Nos últimos dois anos, Orbán promoveu uma escalada de ataques a direitos LGBT, entre eles a proibição de que transgêneros possam mudar de nome e a definição legal de família como apenas aquela formada por um pai do sexo masculino e uma mãe do sexo feminino.Na investida mais recente, o governo, que controla mais de dois terços do Parlamento húngaro, aprovou uma lei que proíbe "disponibilizar a menores de 18 anos pornografia ou representação da sexualidade para seus próprios fins, ou que implique qualquer desvio da identidade do sexo com o qual a pessoa nasceu, ou mudança de gênero e homossexualidade".
Segundo Aliz, vários de seus colegas do Ensino Médio também vieram à marcha, por discordar da nova lei. "A escola é um lugar em que ainda podemos e onde queremos nos expressar. Tenho amigos que não são heterossexuais e cada vez mais temem que a vida vire um inferno", disse a adolescente.

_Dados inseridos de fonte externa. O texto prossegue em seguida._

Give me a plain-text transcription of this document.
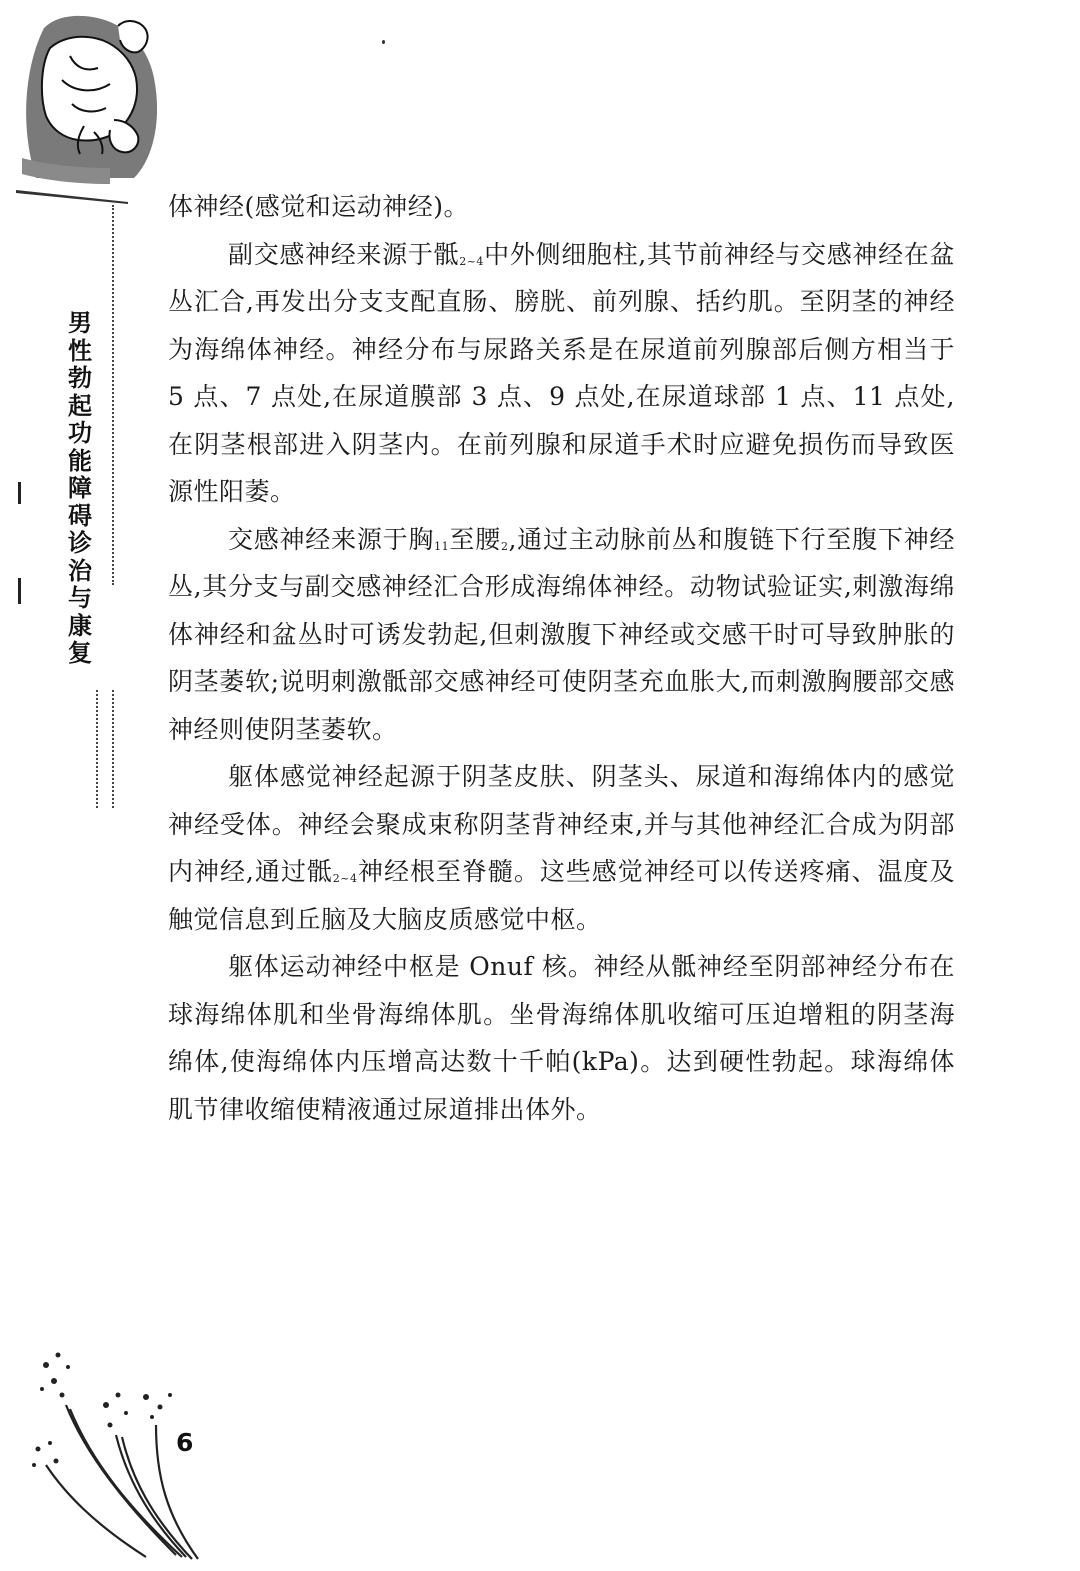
男
性
勃
起
功
能
障
碍
诊
治
与
康
复

体神经(感觉和运动神经)。

副交感神经来源于骶$_{2\sim 4}$中外侧细胞柱,其节前神经与交感神经在盆丛汇合,再发出分支支配直肠、膀胱、前列腺、括约肌。至阴茎的神经为海绵体神经。神经分布与尿路关系是在尿道前列腺部后侧方相当于 5 点、7 点处,在尿道膜部 3 点、9 点处,在尿道球部 1 点、11 点处,在阴茎根部进入阴茎内。在前列腺和尿道手术时应避免损伤而导致医源性阳萎。

交感神经来源于胸$_{11}$至腰$_2$,通过主动脉前丛和腹链下行至腹下神经丛,其分支与副交感神经汇合形成海绵体神经。动物试验证实,刺激海绵体神经和盆丛时可诱发勃起,但刺激腹下神经或交感干时可导致肿胀的阴茎萎软;说明刺激骶部交感神经可使阴茎充血胀大,而刺激胸腰部交感神经则使阴茎萎软。

躯体感觉神经起源于阴茎皮肤、阴茎头、尿道和海绵体内的感觉神经受体。神经会聚成束称阴茎背神经束,并与其他神经汇合成为阴部内神经,通过骶$_{2\sim 4}$神经根至脊髓。这些感觉神经可以传送疼痛、温度及触觉信息到丘脑及大脑皮质感觉中枢。

躯体运动神经中枢是 Onuf 核。神经从骶神经至阴部神经分布在球海绵体肌和坐骨海绵体肌。坐骨海绵体肌收缩可压迫增粗的阴茎海绵体,使海绵体内压增高达数十千帕(kPa)。达到硬性勃起。球海绵体肌节律收缩使精液通过尿道排出体外。

6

Em março, Orbán já havia processado uma emissora de TV por mostrar uma família LGBT em um comercial. O governo também proibiu a circulação de um livro de contos de fadas que incluía relações homoafetivas.
Outro ingrediente que ajudou a fermentar o protesto deste sábado é a eleição do próximo ano, na qual o premiê conservador deve enfrentar o candidato de uma frente única de oposição, formada por seis dos principais partidos, de todo o espectro político.
A marcha acontece justamente nos domínios de um dos principais idealizadores dessa frente única de oposição, o prefeito de Budapeste, Gergely Karácsony, 46. As siglas anti-Orbán ainda não escolheram seu candidato, mas o jovem político ambientalista é apontado como um dos favoritos.
É também por causa da eleição que o atual primeiro-ministro começou a elevar a retórica anti-LGBT —segundo analistas húngaros, dentro da usual tática populista de criar um inimigo comum e se apresentar como o homem forte capaz de combatê-lo.
O principal alvo de Orbán na década passada eram os imigrantes, mas o premiê voltou sua bateria contra minorias não heterossexuais depois que a crise dos refugiados arrefeceu. No caso da lei aprovada em junho, ativistas de direitos humanos dizem que, além de prejudicar a educação e a cultura, o governo criou uma falsa associação entre homossexualidade e pedofilia.
"Esta lei húngara é uma vergonha", afirmou a presidente da Comissão Europeia, Ursula von der Leyen, no fim de junho.
Na última semana, a Comissão deu início a uma ação legal contra a medida, alvo de protestos tanto da UE como de progressistas húngaros. Uma das consequências do processo pode ser a suspensão do repasse de fundos ao país, mas a tramitação costuma levar vários anos.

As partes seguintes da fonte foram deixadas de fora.